Kinect takes centre stage

With the One, Xbox now runs off Kinect as its lifesource, which could also prove a turn-off for gamers who are less inclined to break away from the controller.

"I am not a big fan of forcing that functionality," says Reid on making the Xbox reliant on Kinect. "If it makes sense, that's great, but why did I need to have Kinect stuff for voice commands in Mass Effect 3? It feels forced at that stage. You've got this interesting technology, but what is the real killer application of it, or do you just have interesting technology?"

Of course, it's impossible to bring up Kinect without mentioning its inspiration - the Wii. Nintendo's console launched one year after the Xbox 360, and rocketed to the top despite its lack over graphical horsepower.

"We were all like 'holy cow, this Nintendo Wii thing," says Reid, recalling the early days of the console. "At first, it was like 'this looks like a joke' and then it was like 'Jesus, this thing is on fire'"

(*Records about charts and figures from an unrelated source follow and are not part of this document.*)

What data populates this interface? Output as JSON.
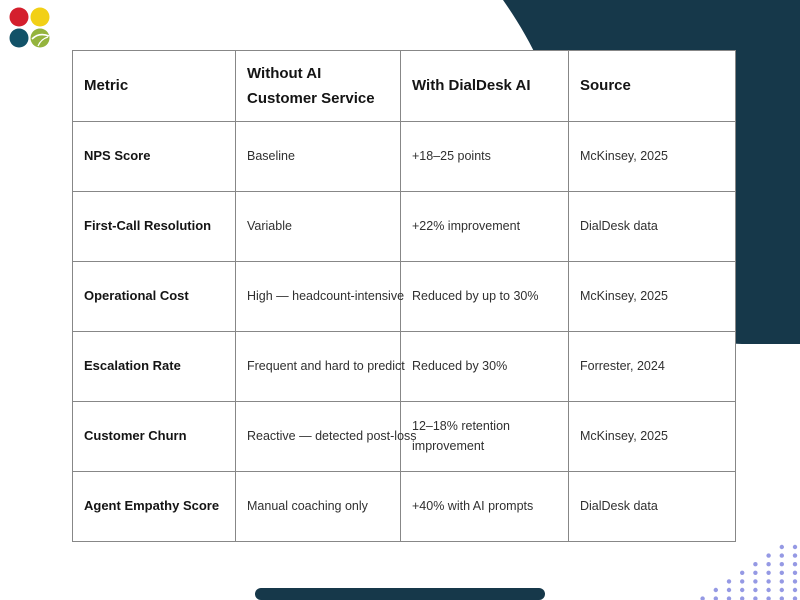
{
  "logo": {
    "dots": [
      {
        "name": "red",
        "color": "#d41f2d"
      },
      {
        "name": "yellow",
        "color": "#f2d016"
      },
      {
        "name": "teal",
        "color": "#125268"
      },
      {
        "name": "green",
        "color": "#94b43d"
      }
    ]
  },
  "decor": {
    "blob_color": "#16384a",
    "bottom_bar_color": "#16384a",
    "dots_color": "#8a8ee1"
  },
  "table": {
    "headers": [
      "Metric",
      "Without AI Customer Service",
      "With DialDesk AI",
      "Source"
    ],
    "rows": [
      [
        "NPS Score",
        "Baseline",
        "+18–25 points",
        "McKinsey, 2025"
      ],
      [
        "First-Call Resolution",
        "Variable",
        "+22% improvement",
        "DialDesk data"
      ],
      [
        "Operational Cost",
        "High — headcount-intensive",
        "Reduced by up to 30%",
        "McKinsey, 2025"
      ],
      [
        "Escalation Rate",
        "Frequent and hard to predict",
        "Reduced by 30%",
        "Forrester, 2024"
      ],
      [
        "Customer Churn",
        "Reactive — detected post-loss",
        "12–18% retention improvement",
        "McKinsey, 2025"
      ],
      [
        "Agent Empathy Score",
        "Manual coaching only",
        "+40% with AI prompts",
        "DialDesk data"
      ]
    ]
  }
}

As time went on and the Wii grew into more of a threat, Microsoft became more and more aware that it needed to take action. "So Sony did their thing and Xbox did Kinect."

The prisoner's dilemma

But without its killer app - motion gaming - it's highly unlikely that the Wii would have survived alongside the 360 and PS3. Reid even stops to consider a potential fate of the PS3, which launched with its own risky weapon.

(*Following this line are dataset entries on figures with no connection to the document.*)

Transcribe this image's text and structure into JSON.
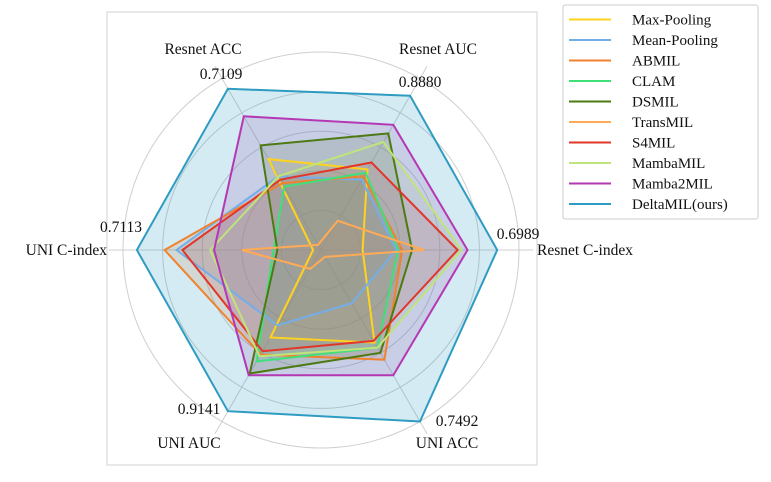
{
  "chart_data": {
    "type": "radar",
    "axes": [
      "Resnet C-index",
      "Resnet AUC",
      "Resnet ACC",
      "UNI C-index",
      "UNI AUC",
      "UNI ACC"
    ],
    "axis_max_labels": [
      "0.6989",
      "0.8880",
      "0.7109",
      "0.7113",
      "0.9141",
      "0.7492"
    ],
    "radial_scale": "normalized per axis (0 = center, 1 = outer circle)",
    "grid": true,
    "legend_position": "top-right, outside",
    "series": [
      {
        "name": "Max-Pooling",
        "color": "#FFD21F",
        "values": [
          0.21,
          0.47,
          0.53,
          0.04,
          0.51,
          0.54
        ]
      },
      {
        "name": "Mean-Pooling",
        "color": "#74AEE8",
        "values": [
          0.38,
          0.41,
          0.43,
          0.73,
          0.44,
          0.31
        ]
      },
      {
        "name": "ABMIL",
        "color": "#F0822E",
        "values": [
          0.41,
          0.43,
          0.39,
          0.79,
          0.61,
          0.64
        ]
      },
      {
        "name": "CLAM",
        "color": "#3FE07A",
        "values": [
          0.39,
          0.45,
          0.37,
          0.24,
          0.65,
          0.57
        ]
      },
      {
        "name": "DSMIL",
        "color": "#4D7A12",
        "values": [
          0.46,
          0.68,
          0.61,
          0.22,
          0.72,
          0.6
        ]
      },
      {
        "name": "TransMIL",
        "color": "#FFAA55",
        "values": [
          0.52,
          0.17,
          0.03,
          0.4,
          0.11,
          0.04
        ]
      },
      {
        "name": "S4MIL",
        "color": "#E2362A",
        "values": [
          0.69,
          0.51,
          0.41,
          0.7,
          0.59,
          0.53
        ]
      },
      {
        "name": "MambaMIL",
        "color": "#BEE47A",
        "values": [
          0.71,
          0.63,
          0.43,
          0.56,
          0.62,
          0.57
        ]
      },
      {
        "name": "Mamba2MIL",
        "color": "#B437B4",
        "values": [
          0.74,
          0.73,
          0.78,
          0.54,
          0.73,
          0.73
        ]
      },
      {
        "name": "DeltaMIL(ours)",
        "color": "#2E9CC2",
        "values": [
          0.89,
          0.9,
          0.94,
          0.93,
          0.94,
          1.0
        ]
      }
    ]
  }
}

"Sony must have got themselves in a bit of a prisoner's dilemma about Blu-ray because the cost of that was so high at the time when they were launching, but the strategic importance to Sony as an electronics company was so huge, there really wasn't any other way to do it," he says.

"What if Sony had a console that didn't have a Blu-ray drive? What would have happened? Maybe they would have sold more units, but maybe Blu-ray would have totally failed."

PS4 will support 4K (as will the Xbox One) but Reid believes that Sony is now "on a much clearer footing", not taking any Blu-ray-level gambles this time around.

And let's not forget Microsoft's decision to board the ill-fated HD DVD train with its own peripheral support for the 360. "That was enough to put a speed bump into Blu-ray's adoption for a bit," says Reid smirking, "but that didn't last."

Nvidia
PC gaming is far less risky for developers

The PC advantage

But perhaps the biggest challenge to the console right now is the PC. In the eight years between the Xbox 360 and Xbox One, PC gaming has grown, evolved, adapted, while the smartphone/tablet gaming onslaught has attacked from the other side. All of which has changed gamers expectations for the new generation.

"It won't be long before there are huge AAA games on the tablets, that will make it tough in the console space," says Reid, drawing on one classic example - the iOS game Infinity Blade.